Maureen wished she hadn't taken the chocolate. Her mouth was dry and the sticky paste was stuck under her tongue and up between her gums and cheeks. Her mouth began to water at the sight of the knife in a way she found disturbing.
"Is that it?" she asked, staring at it.
"Is it what?" said McAskill.
"Is that what was used on Douglas?"
"Yes, I'm afraid so. Have you seen it before?"
"No," said Maureen.
"You sure?"
"Yeah."
"Okay," he said, and handed it to Inness. Inness put it back in the bag. She thought it was a stupid way to keep a sharp knife, blade down in a paper bag.
"Where did you find it?" she asked.
"How do you mean?" said McAskill uncomfortably.
"Where was the knife? Was it out the back of the flat?"
"We found it in the house. Why?"
"I just thought you'd have asked me about it before, that's all."
"We only just found it," said Inness.
"A week and a bit afterward?" said Maureen.
"It was quite well hidden," muttered Inness, lifting another square of chocolate and putting it in his mouth.
Maureen wondered how well hidden anything could be in a flat the size of a fifty-quid note with ten men raking through it.
"Can I ask you something else?" she said, addressing McAskill this time.
"Depends what it is," he said carefully.
"Have you any idea who did this?"
"We're following a number of leads," he said, shuffling his papers.
"One more question?"
He smiled kindly. "Go on, then, try me."
"Did you talk to Carol Brady?"
"Aye," he said. "She's not your greatest fan."
"Yeah, I know that."
"She's convinced you blackmailed him for that money."

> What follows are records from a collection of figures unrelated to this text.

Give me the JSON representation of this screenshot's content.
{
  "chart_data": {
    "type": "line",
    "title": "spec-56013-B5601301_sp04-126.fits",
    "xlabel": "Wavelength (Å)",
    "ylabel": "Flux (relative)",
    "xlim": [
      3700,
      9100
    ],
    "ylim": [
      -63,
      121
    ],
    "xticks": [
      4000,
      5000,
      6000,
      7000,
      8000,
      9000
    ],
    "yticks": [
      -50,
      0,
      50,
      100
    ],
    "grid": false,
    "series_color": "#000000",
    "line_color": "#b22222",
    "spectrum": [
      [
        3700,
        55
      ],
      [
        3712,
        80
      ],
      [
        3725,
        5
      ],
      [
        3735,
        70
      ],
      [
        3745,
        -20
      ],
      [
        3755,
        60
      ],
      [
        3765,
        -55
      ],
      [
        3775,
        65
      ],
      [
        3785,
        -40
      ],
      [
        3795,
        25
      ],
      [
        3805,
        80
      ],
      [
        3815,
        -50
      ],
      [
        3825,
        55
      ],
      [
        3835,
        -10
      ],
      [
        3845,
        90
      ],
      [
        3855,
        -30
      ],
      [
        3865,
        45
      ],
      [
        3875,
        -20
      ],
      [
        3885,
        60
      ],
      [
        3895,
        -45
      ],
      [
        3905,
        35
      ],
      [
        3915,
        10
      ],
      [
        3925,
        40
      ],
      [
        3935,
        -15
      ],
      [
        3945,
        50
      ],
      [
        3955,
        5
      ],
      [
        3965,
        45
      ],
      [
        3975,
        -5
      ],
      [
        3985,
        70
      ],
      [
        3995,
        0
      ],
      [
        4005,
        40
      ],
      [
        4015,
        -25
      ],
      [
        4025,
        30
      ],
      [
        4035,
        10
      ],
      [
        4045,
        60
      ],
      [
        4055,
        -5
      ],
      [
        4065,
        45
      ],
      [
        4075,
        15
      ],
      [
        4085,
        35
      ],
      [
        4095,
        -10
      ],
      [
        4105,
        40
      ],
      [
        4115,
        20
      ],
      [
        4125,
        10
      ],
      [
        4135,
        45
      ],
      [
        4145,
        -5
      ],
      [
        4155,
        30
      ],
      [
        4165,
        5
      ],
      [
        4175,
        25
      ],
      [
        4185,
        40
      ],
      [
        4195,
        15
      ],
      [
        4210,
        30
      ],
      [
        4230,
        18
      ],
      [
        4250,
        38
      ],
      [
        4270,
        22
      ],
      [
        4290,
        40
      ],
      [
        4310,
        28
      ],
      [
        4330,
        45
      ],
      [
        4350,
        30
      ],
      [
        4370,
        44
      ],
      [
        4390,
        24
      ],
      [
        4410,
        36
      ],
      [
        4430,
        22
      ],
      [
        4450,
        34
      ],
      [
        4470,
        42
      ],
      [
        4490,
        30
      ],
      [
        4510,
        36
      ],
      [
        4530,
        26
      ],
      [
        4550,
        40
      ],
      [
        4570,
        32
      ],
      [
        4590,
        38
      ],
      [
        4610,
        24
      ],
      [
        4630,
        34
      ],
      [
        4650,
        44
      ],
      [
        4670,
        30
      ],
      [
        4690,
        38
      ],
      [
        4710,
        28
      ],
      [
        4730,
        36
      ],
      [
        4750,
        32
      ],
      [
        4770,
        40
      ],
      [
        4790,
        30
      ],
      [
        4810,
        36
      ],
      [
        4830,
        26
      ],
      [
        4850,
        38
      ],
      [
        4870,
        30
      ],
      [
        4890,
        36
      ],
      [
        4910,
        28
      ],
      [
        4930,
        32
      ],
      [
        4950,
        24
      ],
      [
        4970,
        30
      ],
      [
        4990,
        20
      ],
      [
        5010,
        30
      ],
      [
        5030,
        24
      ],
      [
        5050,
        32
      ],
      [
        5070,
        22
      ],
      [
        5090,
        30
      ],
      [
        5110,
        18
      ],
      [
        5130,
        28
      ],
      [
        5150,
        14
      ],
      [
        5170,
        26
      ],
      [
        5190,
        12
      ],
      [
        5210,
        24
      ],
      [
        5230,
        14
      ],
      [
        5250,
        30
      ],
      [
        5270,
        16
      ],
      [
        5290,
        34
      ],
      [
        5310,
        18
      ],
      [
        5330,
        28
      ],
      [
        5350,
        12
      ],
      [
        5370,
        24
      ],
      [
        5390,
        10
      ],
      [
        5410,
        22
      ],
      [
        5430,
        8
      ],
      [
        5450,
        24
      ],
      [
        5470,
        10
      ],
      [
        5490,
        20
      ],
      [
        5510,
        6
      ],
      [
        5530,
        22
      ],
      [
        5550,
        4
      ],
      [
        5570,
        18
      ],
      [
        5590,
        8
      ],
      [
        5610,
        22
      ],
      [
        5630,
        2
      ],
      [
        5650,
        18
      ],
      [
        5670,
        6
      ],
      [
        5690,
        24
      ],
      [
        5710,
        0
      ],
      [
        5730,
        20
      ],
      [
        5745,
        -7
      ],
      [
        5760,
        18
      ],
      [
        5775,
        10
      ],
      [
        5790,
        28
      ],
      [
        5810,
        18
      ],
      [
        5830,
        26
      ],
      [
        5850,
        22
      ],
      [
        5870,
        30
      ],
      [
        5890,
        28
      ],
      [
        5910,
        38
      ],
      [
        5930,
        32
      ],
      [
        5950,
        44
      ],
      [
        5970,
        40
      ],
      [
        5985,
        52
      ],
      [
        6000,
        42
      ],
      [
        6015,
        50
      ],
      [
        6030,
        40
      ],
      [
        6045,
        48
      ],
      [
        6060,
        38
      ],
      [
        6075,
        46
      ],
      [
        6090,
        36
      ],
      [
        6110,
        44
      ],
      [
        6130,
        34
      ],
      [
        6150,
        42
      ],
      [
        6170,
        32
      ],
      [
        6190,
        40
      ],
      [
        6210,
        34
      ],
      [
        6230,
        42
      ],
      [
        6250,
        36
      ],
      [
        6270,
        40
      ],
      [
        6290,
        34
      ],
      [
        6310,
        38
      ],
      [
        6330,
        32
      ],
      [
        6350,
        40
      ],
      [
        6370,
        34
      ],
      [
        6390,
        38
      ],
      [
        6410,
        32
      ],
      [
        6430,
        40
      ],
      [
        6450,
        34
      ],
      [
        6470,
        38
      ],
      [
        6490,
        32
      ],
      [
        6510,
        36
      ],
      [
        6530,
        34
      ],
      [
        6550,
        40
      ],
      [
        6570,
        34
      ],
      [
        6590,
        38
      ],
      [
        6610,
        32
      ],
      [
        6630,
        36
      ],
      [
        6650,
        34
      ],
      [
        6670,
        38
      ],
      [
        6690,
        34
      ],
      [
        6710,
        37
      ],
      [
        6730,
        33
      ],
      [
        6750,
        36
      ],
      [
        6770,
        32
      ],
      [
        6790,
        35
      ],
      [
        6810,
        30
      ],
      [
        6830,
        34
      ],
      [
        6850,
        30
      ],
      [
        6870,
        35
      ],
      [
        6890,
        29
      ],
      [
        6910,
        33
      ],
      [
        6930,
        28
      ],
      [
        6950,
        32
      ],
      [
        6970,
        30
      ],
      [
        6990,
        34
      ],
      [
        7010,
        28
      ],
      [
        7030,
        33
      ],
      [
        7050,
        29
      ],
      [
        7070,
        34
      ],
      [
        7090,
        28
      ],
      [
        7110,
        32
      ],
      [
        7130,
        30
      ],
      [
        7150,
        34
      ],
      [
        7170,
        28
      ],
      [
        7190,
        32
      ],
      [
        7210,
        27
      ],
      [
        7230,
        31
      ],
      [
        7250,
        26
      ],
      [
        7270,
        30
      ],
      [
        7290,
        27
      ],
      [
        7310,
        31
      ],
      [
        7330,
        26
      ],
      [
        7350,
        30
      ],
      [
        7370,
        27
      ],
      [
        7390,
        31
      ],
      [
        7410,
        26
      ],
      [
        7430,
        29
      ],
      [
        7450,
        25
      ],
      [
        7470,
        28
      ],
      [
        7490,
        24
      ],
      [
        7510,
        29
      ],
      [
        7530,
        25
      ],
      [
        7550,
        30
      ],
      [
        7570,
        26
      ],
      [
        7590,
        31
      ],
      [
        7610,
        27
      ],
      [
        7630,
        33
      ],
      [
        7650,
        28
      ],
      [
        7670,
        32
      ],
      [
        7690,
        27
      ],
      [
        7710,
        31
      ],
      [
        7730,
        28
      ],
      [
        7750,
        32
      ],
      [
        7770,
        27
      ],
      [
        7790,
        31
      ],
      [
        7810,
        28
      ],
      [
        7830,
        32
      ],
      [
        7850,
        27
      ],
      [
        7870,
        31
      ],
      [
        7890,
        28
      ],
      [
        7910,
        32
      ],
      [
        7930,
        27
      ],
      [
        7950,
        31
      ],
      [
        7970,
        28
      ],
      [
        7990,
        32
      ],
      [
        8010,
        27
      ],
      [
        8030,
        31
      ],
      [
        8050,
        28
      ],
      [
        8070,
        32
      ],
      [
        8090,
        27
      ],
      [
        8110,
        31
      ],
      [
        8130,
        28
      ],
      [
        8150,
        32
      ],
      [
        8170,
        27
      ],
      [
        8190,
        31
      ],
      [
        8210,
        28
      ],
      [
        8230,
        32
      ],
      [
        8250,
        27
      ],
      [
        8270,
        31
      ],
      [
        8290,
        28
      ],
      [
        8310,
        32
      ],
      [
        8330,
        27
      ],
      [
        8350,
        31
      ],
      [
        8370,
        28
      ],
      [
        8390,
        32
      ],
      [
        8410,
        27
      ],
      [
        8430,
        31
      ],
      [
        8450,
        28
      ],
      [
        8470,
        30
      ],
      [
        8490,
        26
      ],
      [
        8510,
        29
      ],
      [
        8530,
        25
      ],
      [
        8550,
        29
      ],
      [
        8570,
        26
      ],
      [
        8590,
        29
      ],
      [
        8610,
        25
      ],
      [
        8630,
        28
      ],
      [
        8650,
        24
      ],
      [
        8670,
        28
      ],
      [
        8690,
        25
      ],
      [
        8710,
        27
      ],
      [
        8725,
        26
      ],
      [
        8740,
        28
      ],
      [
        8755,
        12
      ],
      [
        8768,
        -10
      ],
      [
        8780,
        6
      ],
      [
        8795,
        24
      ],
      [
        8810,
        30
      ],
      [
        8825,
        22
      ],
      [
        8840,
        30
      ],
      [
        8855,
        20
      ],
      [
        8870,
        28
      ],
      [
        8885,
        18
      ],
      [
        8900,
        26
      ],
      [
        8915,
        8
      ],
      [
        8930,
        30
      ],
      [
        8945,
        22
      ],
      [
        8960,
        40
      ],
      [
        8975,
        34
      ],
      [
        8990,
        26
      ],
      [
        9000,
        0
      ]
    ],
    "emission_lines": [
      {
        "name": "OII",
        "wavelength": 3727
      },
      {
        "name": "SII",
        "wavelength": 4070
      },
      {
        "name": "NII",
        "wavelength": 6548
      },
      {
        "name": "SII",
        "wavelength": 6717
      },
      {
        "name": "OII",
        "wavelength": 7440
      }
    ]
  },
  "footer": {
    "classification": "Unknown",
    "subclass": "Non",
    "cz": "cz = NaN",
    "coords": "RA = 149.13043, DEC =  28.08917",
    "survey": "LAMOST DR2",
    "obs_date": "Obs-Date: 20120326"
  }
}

"I didn't even know it was there, honestly."
"We've seen the security video at the bank," said McAskill. "Douglas paid in the money himself."
"When?"
"First thing in the morning on the day he was killed."
Maureen could almost see the time-lag security video, blurred and gray, Douglas jolting across the floor to the teller like a bad animation.
"Can you think of a reason for him to pay that much money into your account?" asked McAskill.
"Sorry?"
"Why would he do that? It was pretty obvious the other day that you had no idea it was in there. What would he give you money for?"
"I don't know." She looked at the table and wondered, "Maybe he wanted me to pass the money on to someone else and he didn't get the chance to tell me about it."
McAskill nodded but didn't seem convinced. "Okay," he said. "We'll look into that."
"Did you find out who'd told Carol Brady where I was staying?"
"I'm afraid I can't tell you that," said McAskill stiffly, rolling his eyes and nodding at the tape recorder. Maureen didn't understand the signal. He nodded at it again. Maureen leaned across the table and pressed the Stop button on the tape recorder.
"No!" said McAskill, lurching over the table and pulling her hand away. "You have to tell us you want the tape off and we need to say we're going to, right?" He switched it on again.